In this video I learned about what basalt is and what is inside basalt. One of the things I did not know is to be a scientist you have to be good at math because you will make charts about percents, decimals, and fractions. I did not know that there would be twelve hour shifts for scientists working on a boat. I did not know that you could find a rock that was up to fifty million years old. I also did not know that that the drill for digging could be so big and also could be super loud. I also did not know that the drill went as low as two thousand feet. One of the most Interesting thing I learned was that not all the scientist were from the same place they were all from different places. I learned that you can dig down to as deep as two thousand feet and only get one hundred feet of sediment. (Daniel)

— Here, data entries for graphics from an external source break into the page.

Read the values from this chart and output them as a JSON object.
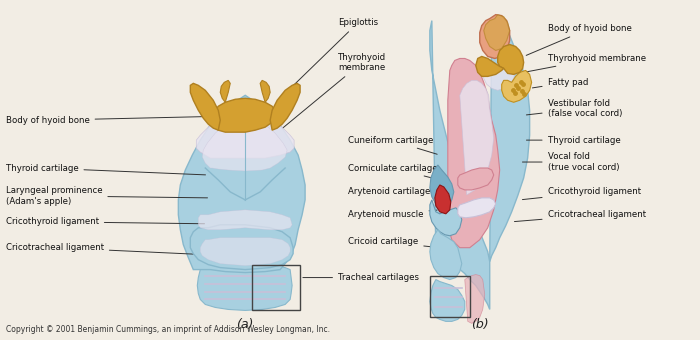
{
  "figsize": [
    7.0,
    3.4
  ],
  "dpi": 100,
  "bg_color": "#f2ede4",
  "copyright": "Copyright © 2001 Benjamin Cummings, an imprint of Addison Wesley Longman, Inc.",
  "label_a": "(a)",
  "label_b": "(b)",
  "blue_light": "#a8d0e0",
  "blue_mid": "#88b8cc",
  "blue_dark": "#6898b0",
  "lavender": "#c8c0d8",
  "gold": "#d4a030",
  "gold_dark": "#b08020",
  "pink_light": "#e8b0b8",
  "pink_mid": "#d08090",
  "red_ary": "#c83030",
  "peach": "#e8a080",
  "fatty": "#e8c060",
  "white_ish": "#e8e4f0"
}
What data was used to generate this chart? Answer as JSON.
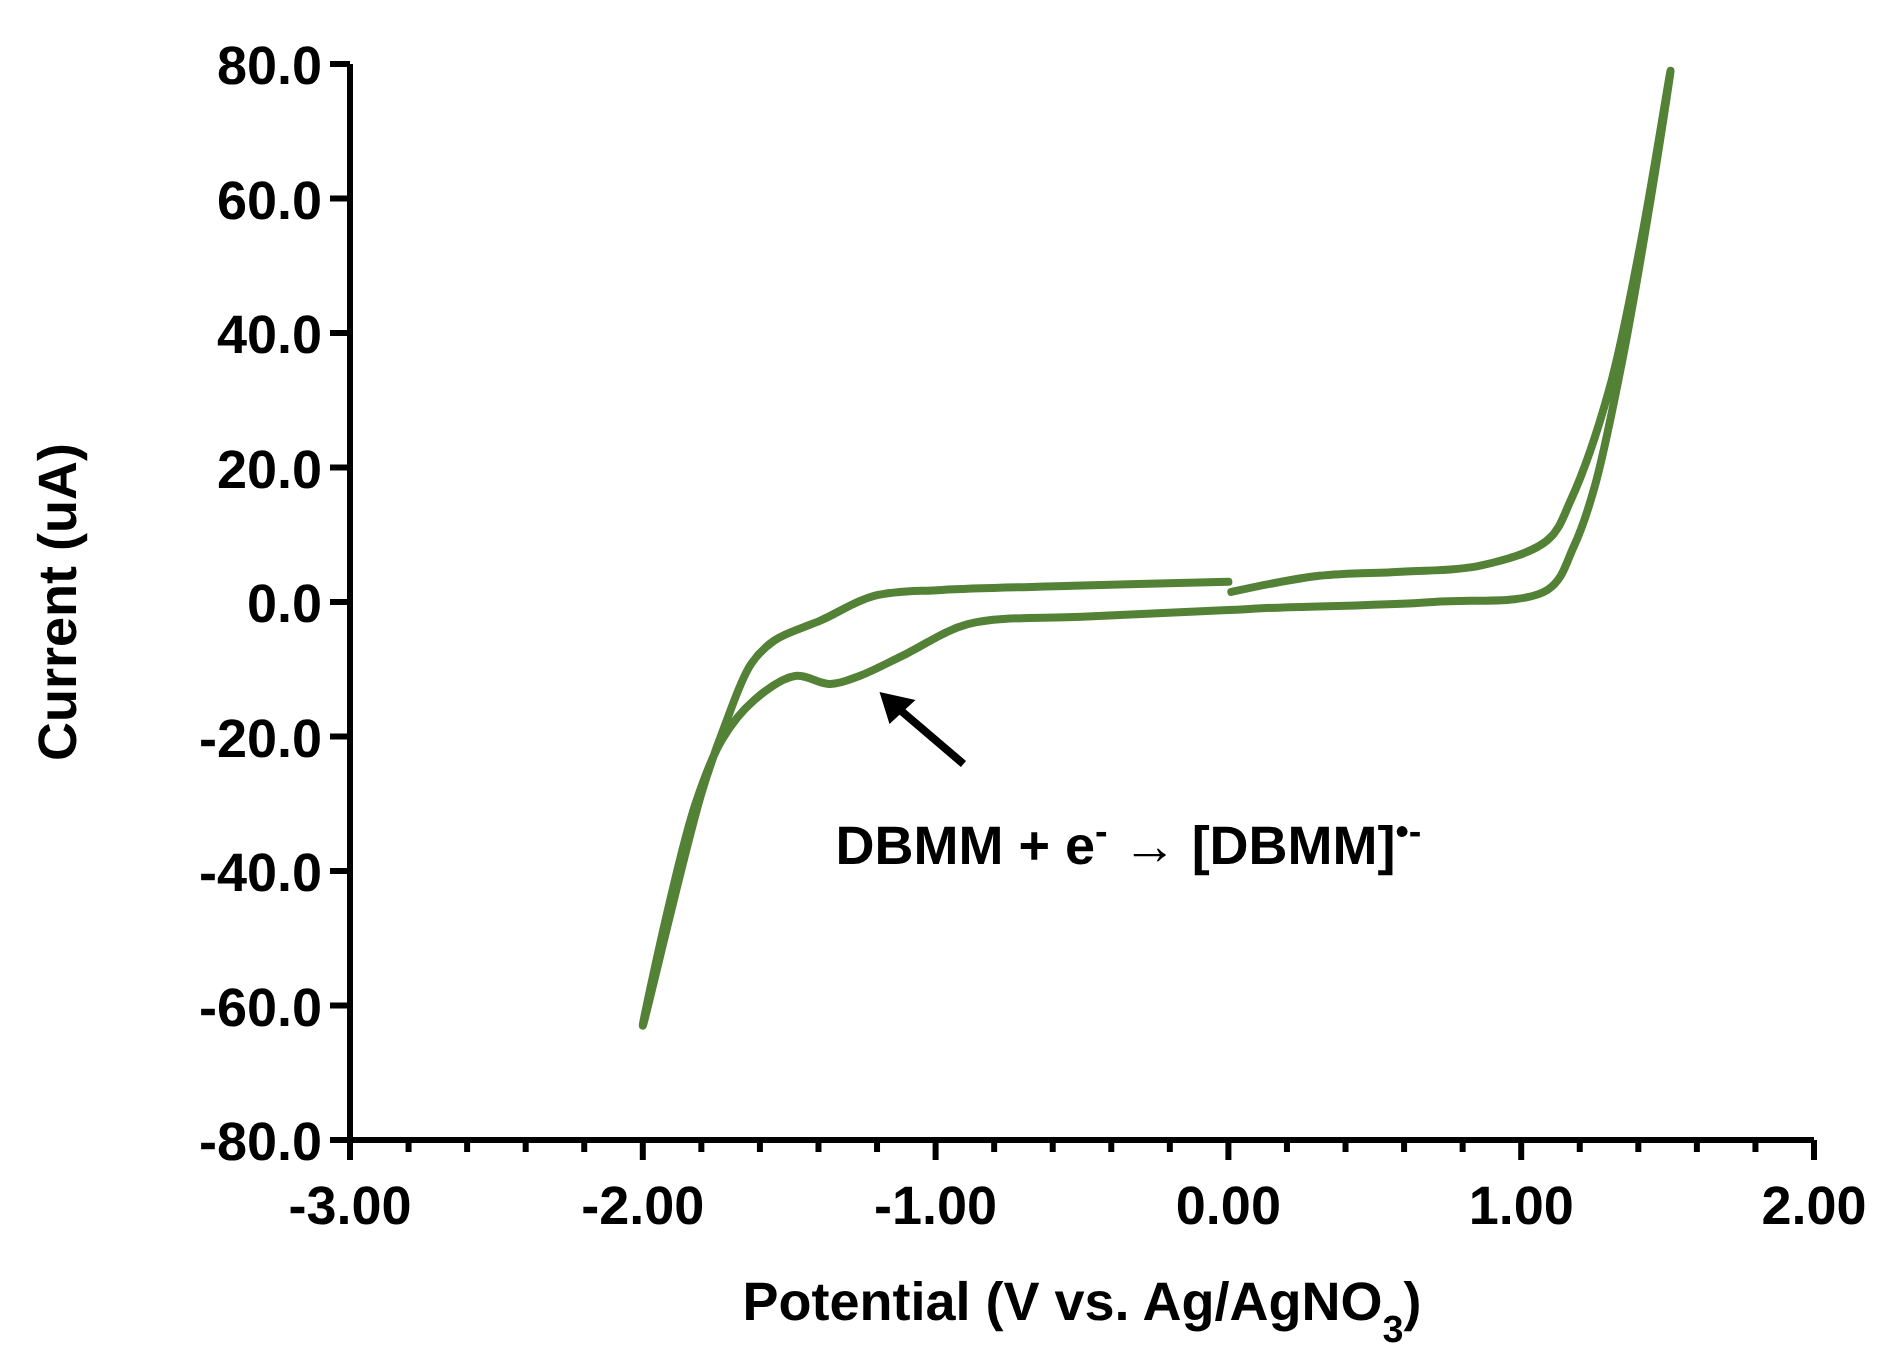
{
  "chart_data": {
    "type": "line",
    "xlabel": "Potential (V vs. Ag/AgNO$_{3}$)",
    "ylabel": "Current (uA)",
    "x": [
      0.01,
      0.31,
      0.59,
      0.86,
      1.09,
      1.17,
      1.3,
      1.41,
      1.51,
      1.45,
      1.35,
      1.25,
      1.18,
      1.09,
      0.7,
      0.13,
      0.0,
      -0.5,
      -0.89,
      -1.1,
      -1.26,
      -1.36,
      -1.48,
      -1.62,
      -1.73,
      -1.82,
      -1.91,
      -2.0,
      -1.8,
      -1.72,
      -1.63,
      -1.55,
      -1.39,
      -1.21,
      -0.98,
      -0.53,
      0.0
    ],
    "series": [
      {
        "color": "#538135",
        "values": [
          1.5,
          3.9,
          4.5,
          5.4,
          9.2,
          15.2,
          31.5,
          53.8,
          79,
          62,
          37,
          17,
          8.3,
          1.8,
          0,
          -0.9,
          -1.2,
          -2.2,
          -3.3,
          -7.7,
          -11,
          -12.2,
          -11,
          -14.6,
          -20.5,
          -30,
          -45,
          -63,
          -28.5,
          -18.4,
          -9.2,
          -5.7,
          -2.7,
          0.9,
          1.8,
          2.4,
          3.0
        ]
      }
    ],
    "xlim": [
      -3,
      2
    ],
    "xticks": [
      {
        "value": -3,
        "label": "-3.00"
      },
      {
        "value": -2.8,
        "label": null
      },
      {
        "value": -2.6,
        "label": null
      },
      {
        "value": -2.4,
        "label": null
      },
      {
        "value": -2.2,
        "label": null
      },
      {
        "value": -2,
        "label": "-2.00"
      },
      {
        "value": -1.8,
        "label": null
      },
      {
        "value": -1.6,
        "label": null
      },
      {
        "value": -1.4,
        "label": null
      },
      {
        "value": -1.2,
        "label": null
      },
      {
        "value": -1,
        "label": "-1.00"
      },
      {
        "value": -0.8,
        "label": null
      },
      {
        "value": -0.6,
        "label": null
      },
      {
        "value": -0.4,
        "label": null
      },
      {
        "value": -0.2,
        "label": null
      },
      {
        "value": 0,
        "label": "0.00"
      },
      {
        "value": 0.2,
        "label": null
      },
      {
        "value": 0.4,
        "label": null
      },
      {
        "value": 0.6,
        "label": null
      },
      {
        "value": 0.8,
        "label": null
      },
      {
        "value": 1,
        "label": "1.00"
      },
      {
        "value": 1.2,
        "label": null
      },
      {
        "value": 1.4,
        "label": null
      },
      {
        "value": 1.6,
        "label": null
      },
      {
        "value": 1.8,
        "label": null
      },
      {
        "value": 2,
        "label": "2.00"
      }
    ],
    "ylim": [
      -80,
      80
    ],
    "yticks": [
      {
        "value": -80,
        "label": "-80.0"
      },
      {
        "value": -60,
        "label": "-60.0"
      },
      {
        "value": -40,
        "label": "-40.0"
      },
      {
        "value": -20,
        "label": "-20.0"
      },
      {
        "value": 0,
        "label": "0.0"
      },
      {
        "value": 20,
        "label": "20.0"
      },
      {
        "value": 40,
        "label": "40.0"
      },
      {
        "value": 60,
        "label": "60.0"
      },
      {
        "value": 80,
        "label": "80.0"
      }
    ],
    "grid": false,
    "marker": "none",
    "line_style": "solid",
    "annotations": [
      {
        "text": "DBMM + e$^{-}$ → [DBMM]$^{•-}$",
        "x": -1.26,
        "y": -11
      }
    ]
  }
}
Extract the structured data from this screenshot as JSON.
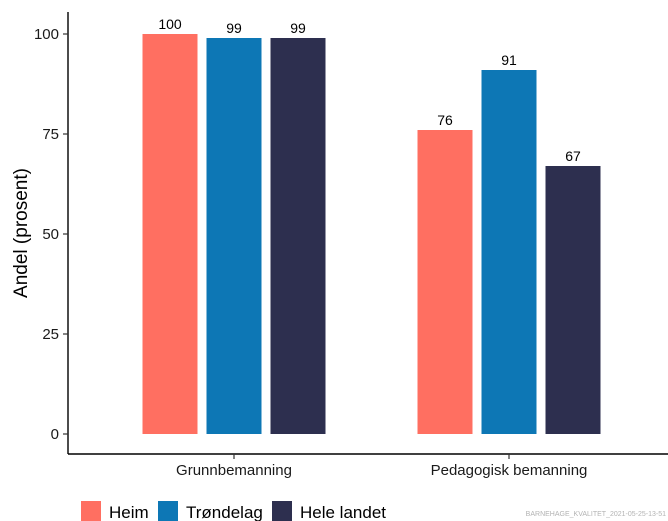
{
  "chart_data": {
    "type": "bar",
    "categories": [
      "Grunnbemanning",
      "Pedagogisk bemanning"
    ],
    "series": [
      {
        "name": "Heim",
        "color": "#FF6F61",
        "values": [
          100,
          76
        ]
      },
      {
        "name": "Trøndelag",
        "color": "#0D77B5",
        "values": [
          99,
          91
        ]
      },
      {
        "name": "Hele landet",
        "color": "#2D2F4F",
        "values": [
          99,
          67
        ]
      }
    ],
    "ylabel": "Andel (prosent)",
    "xlabel": "",
    "ylim": [
      0,
      105
    ],
    "yticks": [
      0,
      25,
      50,
      75,
      100
    ],
    "grid": false,
    "legend_position": "bottom-left"
  },
  "footnote": "BARNEHAGE_KVALITET_2021-05-25-13-51"
}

Today we watched a recorded Skype video with an ocean scientist talking with one of Mrs.Oltman”s classes. In the video we learnt that the scientist does research in the ocean.She had also told us about her job and had shown us around the ship.
She had shown us around the ship, for example, the rooms, mess hall, the core lab and more! The class asked some questions and she answered with some interesting answers. When she showed the core deck she had to wear a helmet and goggles for safety. The drilling sound of the cores from the ocean is very loud. The pipe they drill into the ocean is 9.5 meters long. In the core lab, she showed us a machine that uses Gamma Rays to see what radiations are in the cores. She showed another machine called a cryogenic magnotoner. It is used to see what magnetic fields are in the cores. We got to meet some scientists that come from various places in the world. One scientist had said that one of the oldest pieces of core on the ship is around 50 million years old. She showed us a part in the ship where they have a moon pool.That is where they can drill the pipe into. The drill goes down about 48 hundred meters down.
It was really exciting to see all the “behind the scenes stuff, for example all the cool machinery. It was really cool to see what all the scientists see and do. (Ayushi)

 One girl was so intrigued she said she wants to be a sedimentologist!
This will be the first of many live broadcast or Skype sessions I hope to line up with scientists and those who work in industries related to our topics of study. I’m open to suggestions!  I appreciate the time of the Education Officers and Scientists aboard the JOIDES Resolution and wish them much success in their research and voyage!